Corderman noted before the vote that his own father was a Maryland judge who survived an explosion from pipe bombs sent to his home in 1989.

The measure now goes to the House of Representatives, where a similar bill is pending.

State lawmakers in the US have stepped up efforts to prevent personal information about judges, police, elected office holders and various government officials from being made public.

Chief Justice of the Maryland Supreme Court Matthew Fader testified last week at a hearing on a bill that judicial officers are “in real danger, as are their families, from easy access to their personally identifiable information from publicly available sources, especially over the Internet.”

The bill identifies specific types of personally identifiable information that would be protected from disclosure on the Internet by private and government entities, including home addresses and previously unpublished phone numbers, Fader said. It protects other sensitive information that could lead someone to a judge or family members, such as license plates, Social Security numbers or where their children go to school.

The measure exempts information that a judge previously authorized and information that is a matter of public interest, Fader said.

“The types of information covered by this law will rarely be matters of public interest, but where they are located they will be protected and may be made public,” Fader said.

Stephanie Wilkinson, the widow of the slain judge, urged lawmakers to pass the bill.

“If we don’t step in and provide our judiciary with the protection and privacy that they should have, we will certainly dilute the power of the justice system by getting less qualified candidates to fill those positions,” Wilkinson testified.

Judges in the US have been the target of threats and sometimes violence in recent years.

President Joe Biden signed a bill last year to provide 24-hour security protection to the families of Supreme Court justices after the leak of a draft court opinion overturning the abortion rights decision in Roe v. Wade, prompting protests outside the conservative US Houses of the Supreme Court Judges.

Federal Judge James Bredar, who is chief judge of the U.S. District Court for the District of Maryland, testified at the hearing last week that federal judges already have some protection of personally identifiable information under federal law. But he said it only protects information stored or traded by commercial entities.

“There are no protections in federal law for judges’ personal and private information stored in government repositories, but the bill you are considering, if passed, would fill this critical gap in our lines of defense,” he said.
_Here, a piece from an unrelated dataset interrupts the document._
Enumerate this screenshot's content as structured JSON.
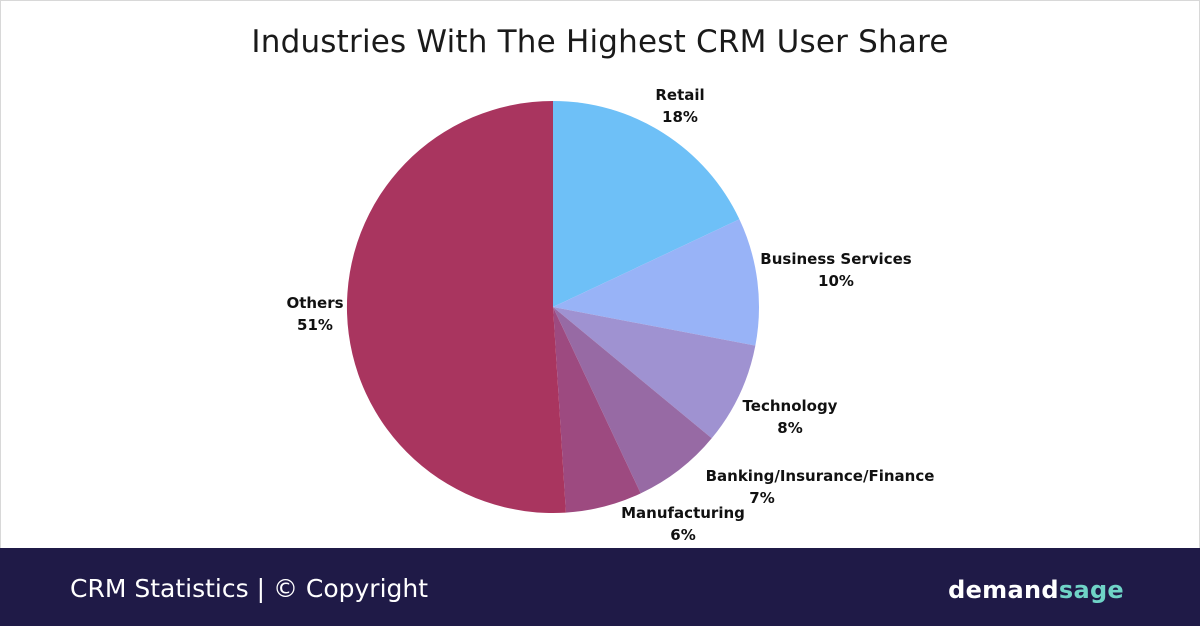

Bredar.

Bredar noted that the bill would protect judges’ most sensitive personal information now openly stored by the state government, including deeds and land records of homes.

“We live in a time when two phenomena intersect: an increasing tendency to harm judicial officers when ruling against litigants, at a time when personal information such as home addresses can be quickly obtained with just a few clicks on a computer” , says Bredar. .

The measure creates an Office of Information Privacy in the Administrative Office of the Courts in Maryland. The legislation also creates a task force to study the security of court facilities.

Pedro Argote, the man Judge Wilkinson ruled against in the divorce case, was found dead in a densely wooded area nearby about a week after the shooting.